The flowers are cream to yellow and are arranged in heads at the ends of branches which continue to grow after flowering and sometimes on the sides of branches. The heads are 7-11 mm in diameter and contain 10 to 16 groups of flowers in threes. The petals are 0.8-1.8 mm long and fall off soon after the flower opens. The stamens are arranged in five bundles around the flowers and each bundle contains 3 to 5 stamens. Flowering occurs in spring and is followed by fruit which are 2-3 mm long in roughly spherical clusters around the stem with each fruit protruding somewhat from the cluster.

==Taxonomy and naming==
Melaleuca protrusa was first described in 2010 by Lyndley Craven and Brendan Lepschi in the journal Nuytsia. The specific epithet (protrusa) is derived from the Latin protrudo meaning to "push forward" or "thrust out" referring to the way the individual fruits protrude from the clusters.

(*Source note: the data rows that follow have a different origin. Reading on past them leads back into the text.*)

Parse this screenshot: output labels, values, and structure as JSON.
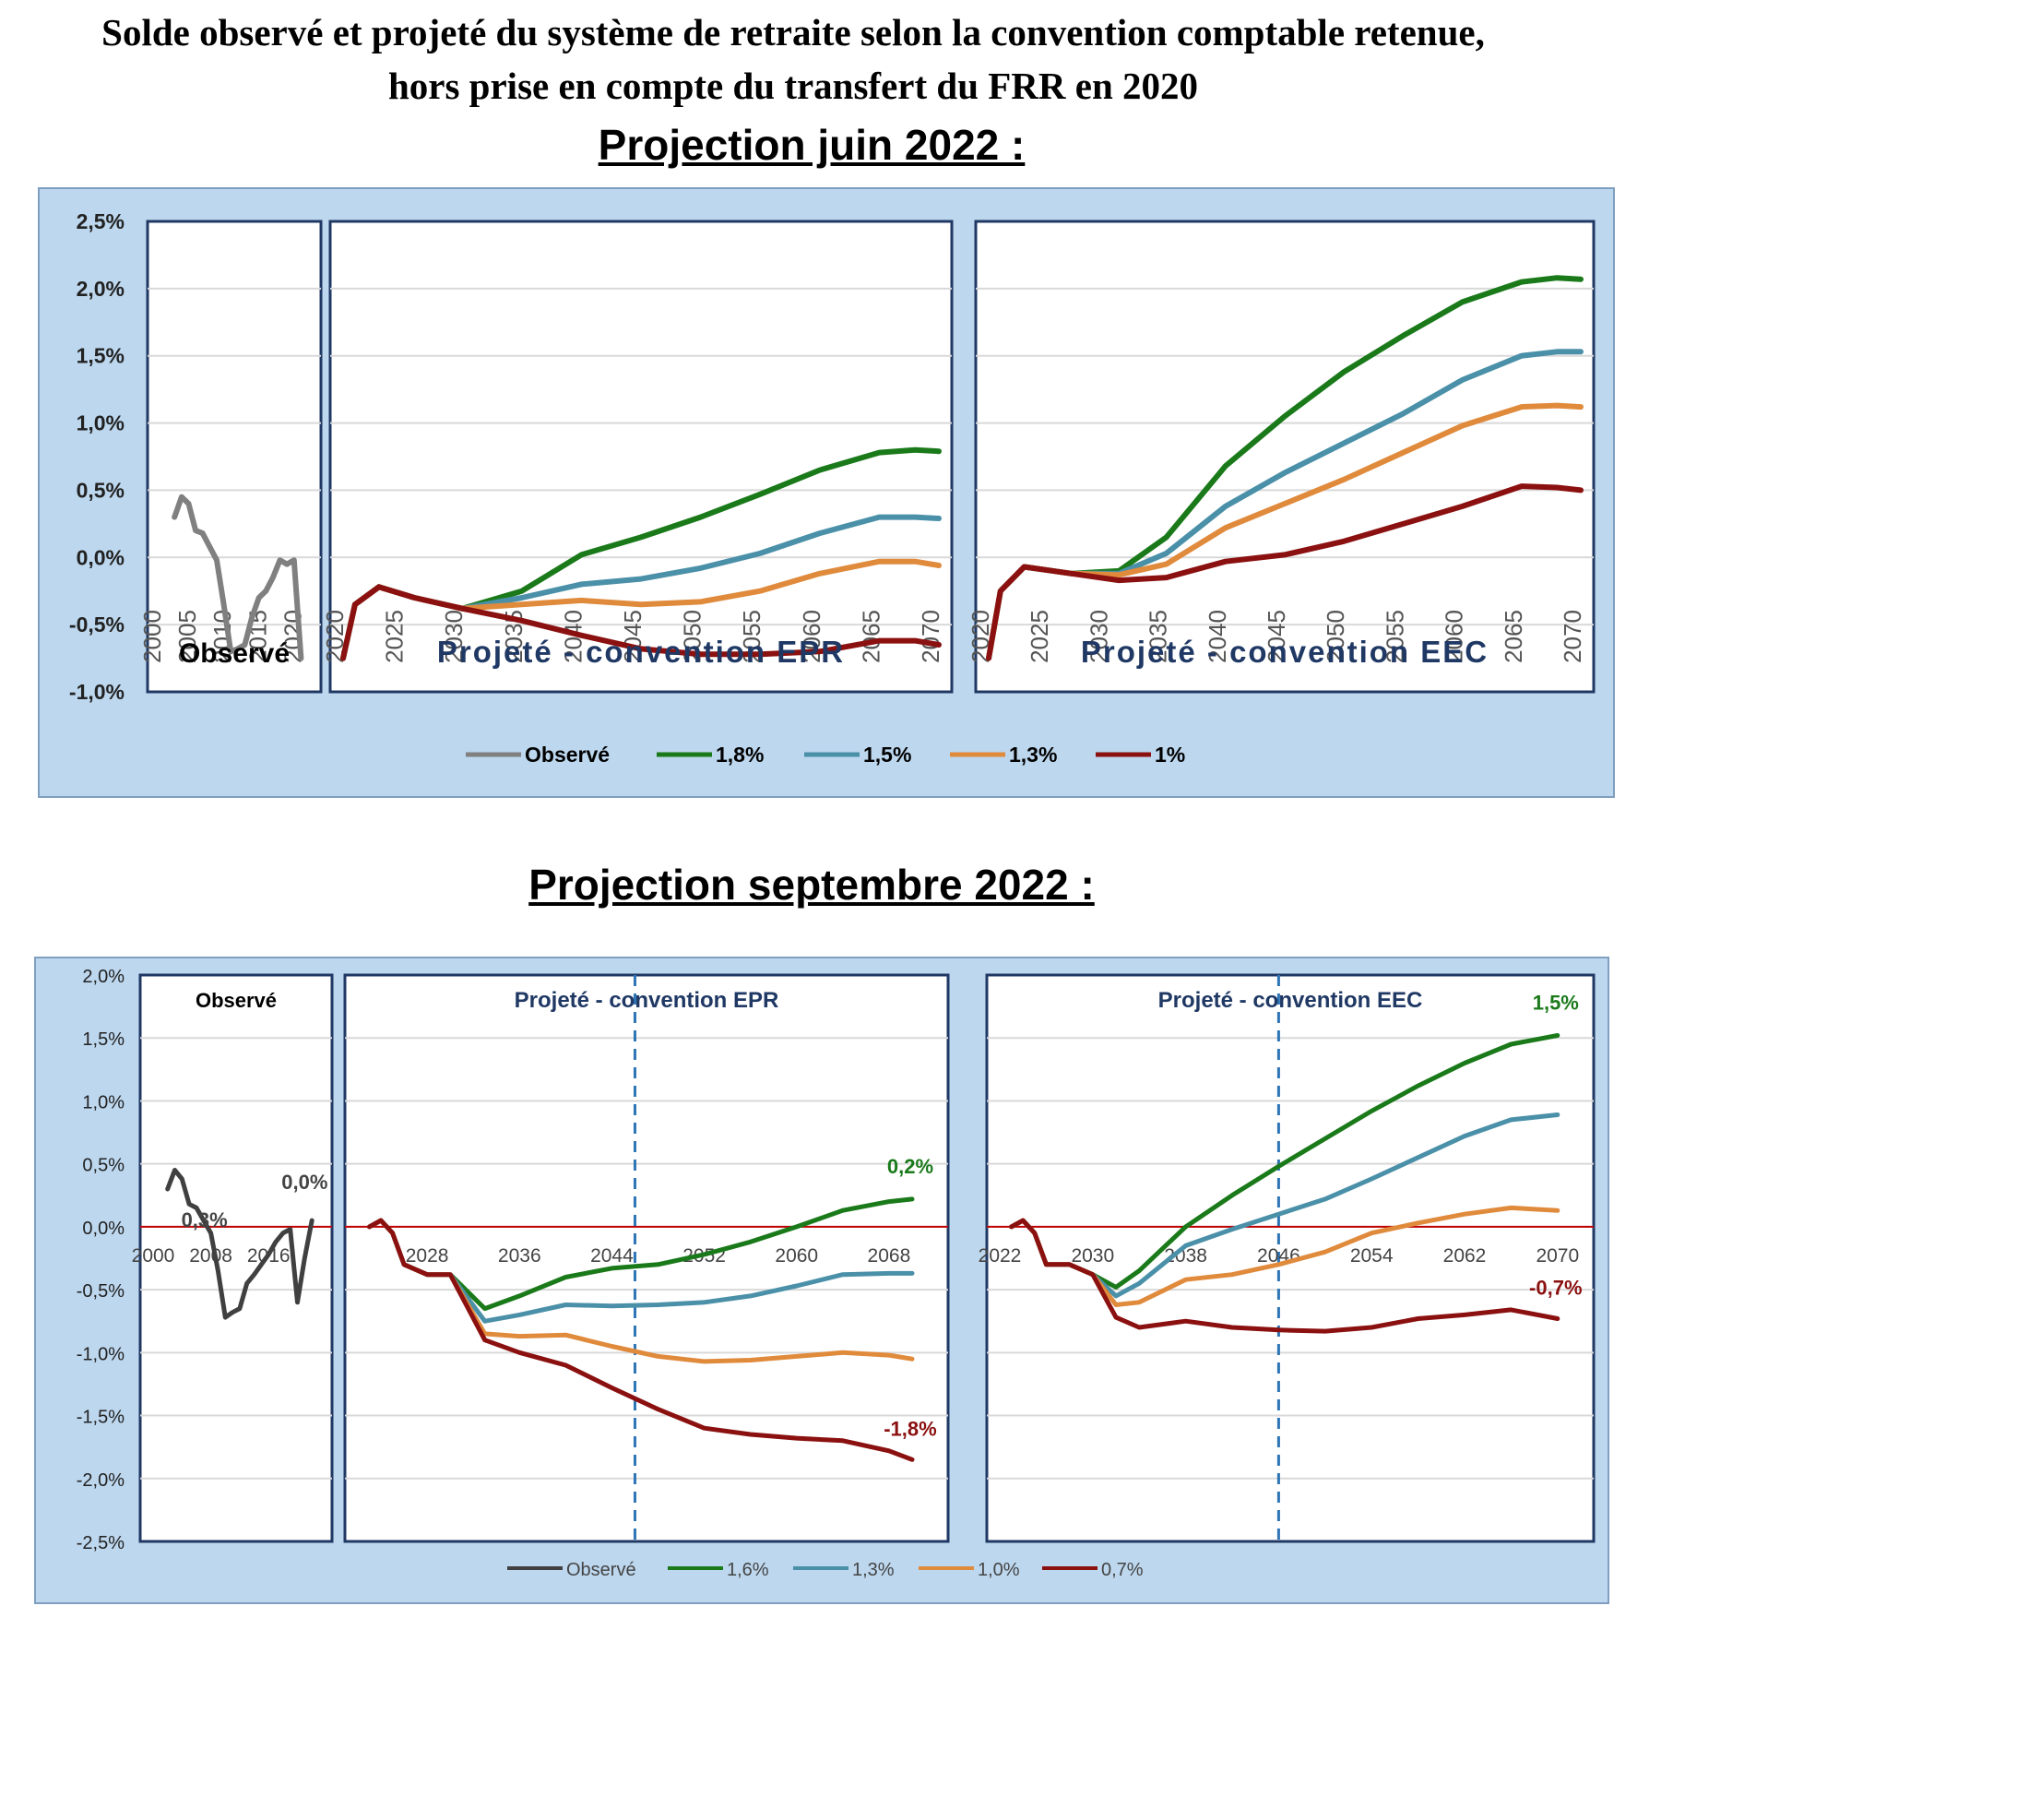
{
  "page": {
    "title_line1": "Solde observé et projeté du système de retraite selon la convention comptable retenue,",
    "title_line2": "hors prise en compte du transfert du FRR en 2020"
  },
  "colors": {
    "observed_top": "#808080",
    "observed_bottom": "#404040",
    "green": "#1a7a1a",
    "blue": "#4a90a8",
    "orange": "#e08a3c",
    "darkred": "#8b1010",
    "panel_bg": "#bdd7ee",
    "panel_border": "#1f3864",
    "zero_line": "#c00000",
    "dashed_line": "#2e75b6"
  },
  "chart_data": [
    {
      "type": "line",
      "title": "Projection juin 2022 :",
      "ylim": [
        -1.0,
        2.5
      ],
      "yticks": [
        "2,5%",
        "2,0%",
        "1,5%",
        "1,0%",
        "0,5%",
        "0,0%",
        "-0,5%",
        "-1,0%"
      ],
      "grid": true,
      "legend_position": "bottom",
      "legend": [
        "Observé",
        "1,8%",
        "1,5%",
        "1,3%",
        "1%"
      ],
      "panels": [
        {
          "label": "Observé",
          "xlim": [
            2000,
            2021
          ],
          "xticks": [
            "2000",
            "2005",
            "2010",
            "2015",
            "2020"
          ],
          "series": [
            {
              "name": "Observé",
              "x": [
                2002,
                2003,
                2004,
                2005,
                2006,
                2007,
                2008,
                2009,
                2010,
                2011,
                2012,
                2013,
                2014,
                2015,
                2016,
                2017,
                2018,
                2019,
                2020
              ],
              "y": [
                0.3,
                0.45,
                0.4,
                0.2,
                0.18,
                0.08,
                -0.02,
                -0.35,
                -0.7,
                -0.68,
                -0.65,
                -0.45,
                -0.3,
                -0.25,
                -0.15,
                -0.02,
                -0.05,
                -0.02,
                -0.75
              ]
            }
          ]
        },
        {
          "label": "Projeté - convention EPR",
          "xlim": [
            2020,
            2070
          ],
          "xticks": [
            "2020",
            "2025",
            "2030",
            "2035",
            "2040",
            "2045",
            "2050",
            "2055",
            "2060",
            "2065",
            "2070"
          ],
          "series": [
            {
              "name": "1,8%",
              "x": [
                2020,
                2021,
                2023,
                2026,
                2030,
                2035,
                2040,
                2045,
                2050,
                2055,
                2060,
                2065,
                2068,
                2070
              ],
              "y": [
                -0.75,
                -0.35,
                -0.22,
                -0.3,
                -0.38,
                -0.25,
                0.02,
                0.15,
                0.3,
                0.47,
                0.65,
                0.78,
                0.8,
                0.79
              ]
            },
            {
              "name": "1,5%",
              "x": [
                2020,
                2021,
                2023,
                2026,
                2030,
                2035,
                2040,
                2045,
                2050,
                2055,
                2060,
                2065,
                2068,
                2070
              ],
              "y": [
                -0.75,
                -0.35,
                -0.22,
                -0.3,
                -0.38,
                -0.3,
                -0.2,
                -0.16,
                -0.08,
                0.03,
                0.18,
                0.3,
                0.3,
                0.29
              ]
            },
            {
              "name": "1,3%",
              "x": [
                2020,
                2021,
                2023,
                2026,
                2030,
                2035,
                2040,
                2045,
                2050,
                2055,
                2060,
                2065,
                2068,
                2070
              ],
              "y": [
                -0.75,
                -0.35,
                -0.22,
                -0.3,
                -0.38,
                -0.35,
                -0.32,
                -0.35,
                -0.33,
                -0.25,
                -0.12,
                -0.03,
                -0.03,
                -0.06
              ]
            },
            {
              "name": "1%",
              "x": [
                2020,
                2021,
                2023,
                2026,
                2030,
                2035,
                2040,
                2045,
                2050,
                2055,
                2060,
                2065,
                2068,
                2070
              ],
              "y": [
                -0.75,
                -0.35,
                -0.22,
                -0.3,
                -0.38,
                -0.47,
                -0.58,
                -0.68,
                -0.72,
                -0.72,
                -0.7,
                -0.62,
                -0.62,
                -0.65
              ]
            }
          ]
        },
        {
          "label": "Projeté - convention EEC",
          "xlim": [
            2020,
            2070
          ],
          "xticks": [
            "2020",
            "2025",
            "2030",
            "2035",
            "2040",
            "2045",
            "2050",
            "2055",
            "2060",
            "2065",
            "2070"
          ],
          "series": [
            {
              "name": "1,8%",
              "x": [
                2020,
                2021,
                2023,
                2027,
                2031,
                2035,
                2040,
                2045,
                2050,
                2055,
                2060,
                2065,
                2068,
                2070
              ],
              "y": [
                -0.75,
                -0.25,
                -0.07,
                -0.12,
                -0.1,
                0.15,
                0.68,
                1.05,
                1.38,
                1.65,
                1.9,
                2.05,
                2.08,
                2.07
              ]
            },
            {
              "name": "1,5%",
              "x": [
                2020,
                2021,
                2023,
                2027,
                2031,
                2035,
                2040,
                2045,
                2050,
                2055,
                2060,
                2065,
                2068,
                2070
              ],
              "y": [
                -0.75,
                -0.25,
                -0.07,
                -0.12,
                -0.12,
                0.03,
                0.38,
                0.63,
                0.85,
                1.07,
                1.32,
                1.5,
                1.53,
                1.53
              ]
            },
            {
              "name": "1,3%",
              "x": [
                2020,
                2021,
                2023,
                2027,
                2031,
                2035,
                2040,
                2045,
                2050,
                2055,
                2060,
                2065,
                2068,
                2070
              ],
              "y": [
                -0.75,
                -0.25,
                -0.07,
                -0.12,
                -0.13,
                -0.05,
                0.22,
                0.4,
                0.58,
                0.78,
                0.98,
                1.12,
                1.13,
                1.12
              ]
            },
            {
              "name": "1%",
              "x": [
                2020,
                2021,
                2023,
                2027,
                2031,
                2035,
                2040,
                2045,
                2050,
                2055,
                2060,
                2065,
                2068,
                2070
              ],
              "y": [
                -0.75,
                -0.25,
                -0.07,
                -0.12,
                -0.17,
                -0.15,
                -0.03,
                0.02,
                0.12,
                0.25,
                0.38,
                0.53,
                0.52,
                0.5
              ]
            }
          ]
        }
      ]
    },
    {
      "type": "line",
      "title": "Projection septembre 2022 :",
      "ylim": [
        -2.5,
        2.0
      ],
      "yticks": [
        "2,0%",
        "1,5%",
        "1,0%",
        "0,5%",
        "0,0%",
        "-0,5%",
        "-1,0%",
        "-1,5%",
        "-2,0%",
        "-2,5%"
      ],
      "grid": true,
      "legend_position": "bottom",
      "legend": [
        "Observé",
        "1,6%",
        "1,3%",
        "1,0%",
        "0,7%"
      ],
      "panels": [
        {
          "label": "Observé",
          "xlim": [
            2000,
            2023
          ],
          "xticks": [
            "2000",
            "2008",
            "2016"
          ],
          "annotations": [
            "0,3%",
            "0,0%"
          ],
          "series": [
            {
              "name": "Observé",
              "x": [
                2002,
                2003,
                2004,
                2005,
                2006,
                2007,
                2008,
                2009,
                2010,
                2011,
                2012,
                2013,
                2014,
                2015,
                2016,
                2017,
                2018,
                2019,
                2020,
                2021,
                2022
              ],
              "y": [
                0.3,
                0.45,
                0.38,
                0.18,
                0.15,
                0.05,
                -0.05,
                -0.35,
                -0.72,
                -0.68,
                -0.65,
                -0.45,
                -0.38,
                -0.3,
                -0.22,
                -0.12,
                -0.05,
                -0.02,
                -0.6,
                -0.25,
                0.05
              ]
            }
          ]
        },
        {
          "label": "Projeté - convention EPR",
          "xlim": [
            2022,
            2072
          ],
          "xticks": [
            "2028",
            "2036",
            "2044",
            "2052",
            "2060",
            "2068"
          ],
          "dashed_x": 2046,
          "annotations": [
            "0,2%",
            "-1,8%"
          ],
          "series": [
            {
              "name": "1,6%",
              "x": [
                2023,
                2024,
                2025,
                2026,
                2028,
                2030,
                2033,
                2036,
                2040,
                2044,
                2048,
                2052,
                2056,
                2060,
                2064,
                2068,
                2070
              ],
              "y": [
                0.0,
                0.05,
                -0.05,
                -0.3,
                -0.38,
                -0.38,
                -0.65,
                -0.55,
                -0.4,
                -0.33,
                -0.3,
                -0.22,
                -0.12,
                0.0,
                0.13,
                0.2,
                0.22
              ]
            },
            {
              "name": "1,3%",
              "x": [
                2023,
                2024,
                2025,
                2026,
                2028,
                2030,
                2033,
                2036,
                2040,
                2044,
                2048,
                2052,
                2056,
                2060,
                2064,
                2068,
                2070
              ],
              "y": [
                0.0,
                0.05,
                -0.05,
                -0.3,
                -0.38,
                -0.38,
                -0.75,
                -0.7,
                -0.62,
                -0.63,
                -0.62,
                -0.6,
                -0.55,
                -0.47,
                -0.38,
                -0.37,
                -0.37
              ]
            },
            {
              "name": "1,0%",
              "x": [
                2023,
                2024,
                2025,
                2026,
                2028,
                2030,
                2033,
                2036,
                2040,
                2044,
                2048,
                2052,
                2056,
                2060,
                2064,
                2068,
                2070
              ],
              "y": [
                0.0,
                0.05,
                -0.05,
                -0.3,
                -0.38,
                -0.38,
                -0.85,
                -0.87,
                -0.86,
                -0.95,
                -1.03,
                -1.07,
                -1.06,
                -1.03,
                -1.0,
                -1.02,
                -1.05
              ]
            },
            {
              "name": "0,7%",
              "x": [
                2023,
                2024,
                2025,
                2026,
                2028,
                2030,
                2033,
                2036,
                2040,
                2044,
                2048,
                2052,
                2056,
                2060,
                2064,
                2068,
                2070
              ],
              "y": [
                0.0,
                0.05,
                -0.05,
                -0.3,
                -0.38,
                -0.38,
                -0.9,
                -1.0,
                -1.1,
                -1.28,
                -1.45,
                -1.6,
                -1.65,
                -1.68,
                -1.7,
                -1.78,
                -1.85
              ]
            }
          ]
        },
        {
          "label": "Projeté - convention EEC",
          "xlim": [
            2022,
            2072
          ],
          "xticks": [
            "2022",
            "2030",
            "2038",
            "2046",
            "2054",
            "2062",
            "2070"
          ],
          "dashed_x": 2046,
          "annotations": [
            "1,5%",
            "-0,7%"
          ],
          "series": [
            {
              "name": "1,6%",
              "x": [
                2023,
                2024,
                2025,
                2026,
                2028,
                2030,
                2032,
                2034,
                2038,
                2042,
                2046,
                2050,
                2054,
                2058,
                2062,
                2066,
                2070
              ],
              "y": [
                0.0,
                0.05,
                -0.05,
                -0.3,
                -0.3,
                -0.38,
                -0.48,
                -0.35,
                0.0,
                0.25,
                0.48,
                0.7,
                0.92,
                1.12,
                1.3,
                1.45,
                1.52
              ]
            },
            {
              "name": "1,3%",
              "x": [
                2023,
                2024,
                2025,
                2026,
                2028,
                2030,
                2032,
                2034,
                2038,
                2042,
                2046,
                2050,
                2054,
                2058,
                2062,
                2066,
                2070
              ],
              "y": [
                0.0,
                0.05,
                -0.05,
                -0.3,
                -0.3,
                -0.38,
                -0.55,
                -0.45,
                -0.15,
                -0.02,
                0.1,
                0.22,
                0.38,
                0.55,
                0.72,
                0.85,
                0.89
              ]
            },
            {
              "name": "1,0%",
              "x": [
                2023,
                2024,
                2025,
                2026,
                2028,
                2030,
                2032,
                2034,
                2038,
                2042,
                2046,
                2050,
                2054,
                2058,
                2062,
                2066,
                2070
              ],
              "y": [
                0.0,
                0.05,
                -0.05,
                -0.3,
                -0.3,
                -0.38,
                -0.62,
                -0.6,
                -0.42,
                -0.38,
                -0.3,
                -0.2,
                -0.05,
                0.03,
                0.1,
                0.15,
                0.13
              ]
            },
            {
              "name": "0,7%",
              "x": [
                2023,
                2024,
                2025,
                2026,
                2028,
                2030,
                2032,
                2034,
                2038,
                2042,
                2046,
                2050,
                2054,
                2058,
                2062,
                2066,
                2070
              ],
              "y": [
                0.0,
                0.05,
                -0.05,
                -0.3,
                -0.3,
                -0.38,
                -0.72,
                -0.8,
                -0.75,
                -0.8,
                -0.82,
                -0.83,
                -0.8,
                -0.73,
                -0.7,
                -0.66,
                -0.73
              ]
            }
          ]
        }
      ]
    }
  ]
}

==Distribution and habitat==
Melaleuca protrusa occurs in and between the districts of Mullewa, Dalwallinu, Sandstone and Southern Cross in the Avon Wheatbelt, Coolgardie and Murchison biogeographic regions where it grows in mallee thicket in sandy or clay loam over granite.

==Conservation==
This melaleuca is classified as not threatened by the Government of Western Australia Department of Parks and Wildlife.

==Uses==
This species contains the monoterpenoid essential oil 1,8-cineole (Eucalyptol). Owing to its similarities to M. uncinata, it may be suitable for brushwood production.